Teologia e arte literária no debate eclesial

Teologia e arte literária no debate eclesial

Luís Oliveira Freitas

Doutorando em Teologia, PUC-Rio, e professor.

Os saberes religioso/teológico e artístico/literário existem desde tempos remotos, ganhando seus contornos mais expressivos a partir das civilizações da Antiguidade, particularmente a greco-romana. A religião, por ter o objetivo de propiciar a comunicação entre o ser humano e a divindade, constrói um conhecimento mais sistematizado para expressar melhor essa realidade, é a teologia em si. A arte também estabelece um tipo de comunicação, mas isso ocorre se valendo da beleza, a fim de transmitir ideias, sentimentos e emoções que engrandeçam o espírito humano. Embora teologia e literatura tenham em comum muitos aspectos, sobretudo, o fato de serem formas de linguagem capazes de transcenderem essa realidade, nem sempre estão em diálogo no tocante ao debate sistematizado.

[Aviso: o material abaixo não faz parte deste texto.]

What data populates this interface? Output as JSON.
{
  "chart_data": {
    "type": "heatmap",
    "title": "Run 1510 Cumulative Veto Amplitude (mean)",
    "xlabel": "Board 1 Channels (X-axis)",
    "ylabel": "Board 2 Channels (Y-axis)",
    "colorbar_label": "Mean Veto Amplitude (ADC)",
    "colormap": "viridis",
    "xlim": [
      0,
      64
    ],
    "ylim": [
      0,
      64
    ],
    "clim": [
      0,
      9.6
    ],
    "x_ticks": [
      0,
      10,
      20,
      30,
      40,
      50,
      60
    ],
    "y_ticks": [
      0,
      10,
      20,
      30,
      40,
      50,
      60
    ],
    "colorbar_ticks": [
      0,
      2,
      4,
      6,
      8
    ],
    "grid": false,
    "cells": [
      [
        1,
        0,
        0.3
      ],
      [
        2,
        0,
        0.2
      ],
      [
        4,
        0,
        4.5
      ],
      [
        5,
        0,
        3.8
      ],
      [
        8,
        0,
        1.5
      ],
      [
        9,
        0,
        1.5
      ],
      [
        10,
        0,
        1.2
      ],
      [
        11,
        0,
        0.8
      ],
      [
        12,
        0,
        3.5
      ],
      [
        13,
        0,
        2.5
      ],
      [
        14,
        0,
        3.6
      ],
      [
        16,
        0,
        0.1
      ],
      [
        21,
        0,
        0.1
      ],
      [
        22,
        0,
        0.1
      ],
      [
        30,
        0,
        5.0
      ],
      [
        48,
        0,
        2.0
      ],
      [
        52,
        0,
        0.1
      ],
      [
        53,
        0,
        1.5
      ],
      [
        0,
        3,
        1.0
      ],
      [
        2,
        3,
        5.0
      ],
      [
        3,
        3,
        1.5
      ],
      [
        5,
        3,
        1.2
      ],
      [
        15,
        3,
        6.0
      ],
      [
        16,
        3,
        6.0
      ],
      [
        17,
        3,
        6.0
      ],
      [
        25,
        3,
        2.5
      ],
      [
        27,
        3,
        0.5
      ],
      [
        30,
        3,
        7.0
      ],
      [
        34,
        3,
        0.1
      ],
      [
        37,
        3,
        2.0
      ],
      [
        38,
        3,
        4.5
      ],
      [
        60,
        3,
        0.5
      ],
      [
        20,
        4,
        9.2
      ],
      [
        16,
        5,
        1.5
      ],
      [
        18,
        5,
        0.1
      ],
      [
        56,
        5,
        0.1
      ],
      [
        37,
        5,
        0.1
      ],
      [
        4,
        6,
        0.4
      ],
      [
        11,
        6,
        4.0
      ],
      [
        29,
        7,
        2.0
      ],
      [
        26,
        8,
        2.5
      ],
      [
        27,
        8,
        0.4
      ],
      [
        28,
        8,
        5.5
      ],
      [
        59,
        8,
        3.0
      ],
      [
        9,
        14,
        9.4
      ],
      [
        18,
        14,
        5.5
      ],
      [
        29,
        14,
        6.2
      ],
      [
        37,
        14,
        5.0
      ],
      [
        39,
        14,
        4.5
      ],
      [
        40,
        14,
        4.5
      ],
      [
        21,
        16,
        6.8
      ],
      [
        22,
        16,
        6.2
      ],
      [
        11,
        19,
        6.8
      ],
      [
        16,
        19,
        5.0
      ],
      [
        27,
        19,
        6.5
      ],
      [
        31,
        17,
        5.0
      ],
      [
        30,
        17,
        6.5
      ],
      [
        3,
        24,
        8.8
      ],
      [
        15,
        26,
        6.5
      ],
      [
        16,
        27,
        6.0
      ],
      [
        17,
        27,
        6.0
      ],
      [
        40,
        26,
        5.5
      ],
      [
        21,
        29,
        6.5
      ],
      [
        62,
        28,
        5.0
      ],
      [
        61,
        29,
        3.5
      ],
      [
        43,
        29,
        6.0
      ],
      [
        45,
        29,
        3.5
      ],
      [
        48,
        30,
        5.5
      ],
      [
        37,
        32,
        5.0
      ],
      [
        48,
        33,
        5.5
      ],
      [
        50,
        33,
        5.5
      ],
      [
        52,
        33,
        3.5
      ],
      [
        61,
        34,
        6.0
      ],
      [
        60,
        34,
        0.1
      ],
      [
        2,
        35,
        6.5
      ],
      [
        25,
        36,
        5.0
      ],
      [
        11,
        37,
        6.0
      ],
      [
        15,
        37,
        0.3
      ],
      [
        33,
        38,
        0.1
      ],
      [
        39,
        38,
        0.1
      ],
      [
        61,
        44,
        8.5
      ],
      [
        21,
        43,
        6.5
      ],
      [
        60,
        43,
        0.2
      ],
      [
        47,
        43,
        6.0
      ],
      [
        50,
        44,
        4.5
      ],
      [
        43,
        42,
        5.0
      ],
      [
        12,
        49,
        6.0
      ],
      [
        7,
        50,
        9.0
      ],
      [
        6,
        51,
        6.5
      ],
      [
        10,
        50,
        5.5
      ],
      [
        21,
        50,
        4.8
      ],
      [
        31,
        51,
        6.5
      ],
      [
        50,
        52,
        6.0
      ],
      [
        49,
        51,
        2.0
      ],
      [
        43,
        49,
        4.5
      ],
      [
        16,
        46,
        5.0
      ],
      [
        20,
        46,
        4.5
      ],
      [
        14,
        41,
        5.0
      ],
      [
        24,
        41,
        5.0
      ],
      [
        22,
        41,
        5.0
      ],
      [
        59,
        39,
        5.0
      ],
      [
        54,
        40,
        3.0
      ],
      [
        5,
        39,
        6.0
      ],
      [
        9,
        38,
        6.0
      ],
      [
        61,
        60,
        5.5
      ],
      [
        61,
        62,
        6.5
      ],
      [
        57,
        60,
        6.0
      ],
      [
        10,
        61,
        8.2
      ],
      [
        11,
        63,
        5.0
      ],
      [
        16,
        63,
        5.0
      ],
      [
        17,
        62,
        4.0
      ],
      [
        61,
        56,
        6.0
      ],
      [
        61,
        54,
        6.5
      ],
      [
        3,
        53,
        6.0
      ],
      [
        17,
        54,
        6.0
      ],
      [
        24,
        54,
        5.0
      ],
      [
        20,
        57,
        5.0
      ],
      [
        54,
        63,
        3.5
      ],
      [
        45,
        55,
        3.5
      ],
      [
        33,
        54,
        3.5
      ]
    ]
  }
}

A reflexão teológica cristã se desenvolveu a partir dos escritos neotestamentários que são os primeiros textos estruturados do cristianismo. O principal objetivo desses escritos não era fazer arte poética, nem contar histórias, mas registrar o anúncio da Boa-Nova salvífica de Jesus segundo as experiências das primeiras comunidades cristãs. No entanto, os textos estão cheios de literariedade que se expressam nos variados gêneros literários como o narrativo e o poético. Tal fato se dá porque os autores parecem prolongar o estilo dos textos veterotestamentários que são ricos em narrativas, discursos e imagens poéticas metafóricas de várias formas. Os teólogos patrísticos dão continuidade à reflexão teológica do primeiro século da era cristã e, embora cultivem certo desprezo pela arte greco-romana por julgarem-na pecaminosa e enganosa, mantêm em seus escritos várias características da linguagem literária no tocante ao seu estilo como a alegoria, as imagens metafóricas e a produção poética dos hinos.

A distância entre teologia e arte literária na reflexão sistematizada foi acentuada com a Escolástica medieval de caráter racional para a qual a linguagem comparativa da poesia não deve ser empregada para a doutrina sagrada a não ser quando se trata das metáforas mais sublimes. No entanto, nessa mesma época, observa-se uma linguagem menos racional usada pelos pregadores mendicantes e os hagiógrafos que destacavam em seus sermões e narrativas os atos fantásticos dos santos.

A modernidade separou ainda mais os segmentos teológico e literário, racionalizando a linguagem do primeiro tornando-a mais científica, enquanto a literatura se fechava em seus aspectos estéticos formais. Mas, a partir do fim do século XIX e, sobretudo, no século XX, a teologia começa a sentir a necessidade de rever sua linguagem, dando-lhe caráter mais antropológica para aproximá-la do homem contemporâneo e, nesse sentido, a arte literária é vista como uma parceira ideal. Teólogos como Hans Urs Von Balthasar e Karl Rahner dentre outros foram de suma importância no diálogo entre teologia e literatura. Balthasar descobre que a fé cristã busca a verdade das coisas a fim de atingir sua beleza original que coincide com as imagens bíblicas. Rahner ressalta que para se escutar a mensagem cristã, é preciso também ouvir palavras de sentimentos que tocam o coração e não apenas as que expressam conceitos racionais.

Na América Latina, na década de 1960, os teólogos Pedro Trigo e Gustavo Gutierrez se destacam como pioneiros nesse debate teologia e literatura. Os autores pontuam que temas teológicos como a esperança, a vida eterna, o temor do inferno, a comunhão das pessoas entre si e com Deus, busca do mundo de paz e liberdade, presença da Igreja e outros encontram-se largamente presentes na literatura desse continente que pode ser interpelada pela reflexão teológica. No Brasil, há vários autores que também desenvolveram reflexões valiosas dessa interface teologia e literatura entre os quais podemos destacar Antônio Manzatto e Maria Clara Bingemer cujos estudos partem sempre do aspecto da vida humana estabelecendo caráter interrelacional entre os dois segmentos do saber.

Portanto, observa-se que já há um caminho feito no sentido de estabelecer o diálogo entre a teologia e a arte literária. Os teólogos que realizam esse debate interdisciplinar sempre ressaltam que a teologia ao se valer da linguagem literária pode se tornar menos racional e se aproximar mais da experiência humana tornando sua mensagem mais compreensiva e vivencial aos homens e mulheres de nossos tempos.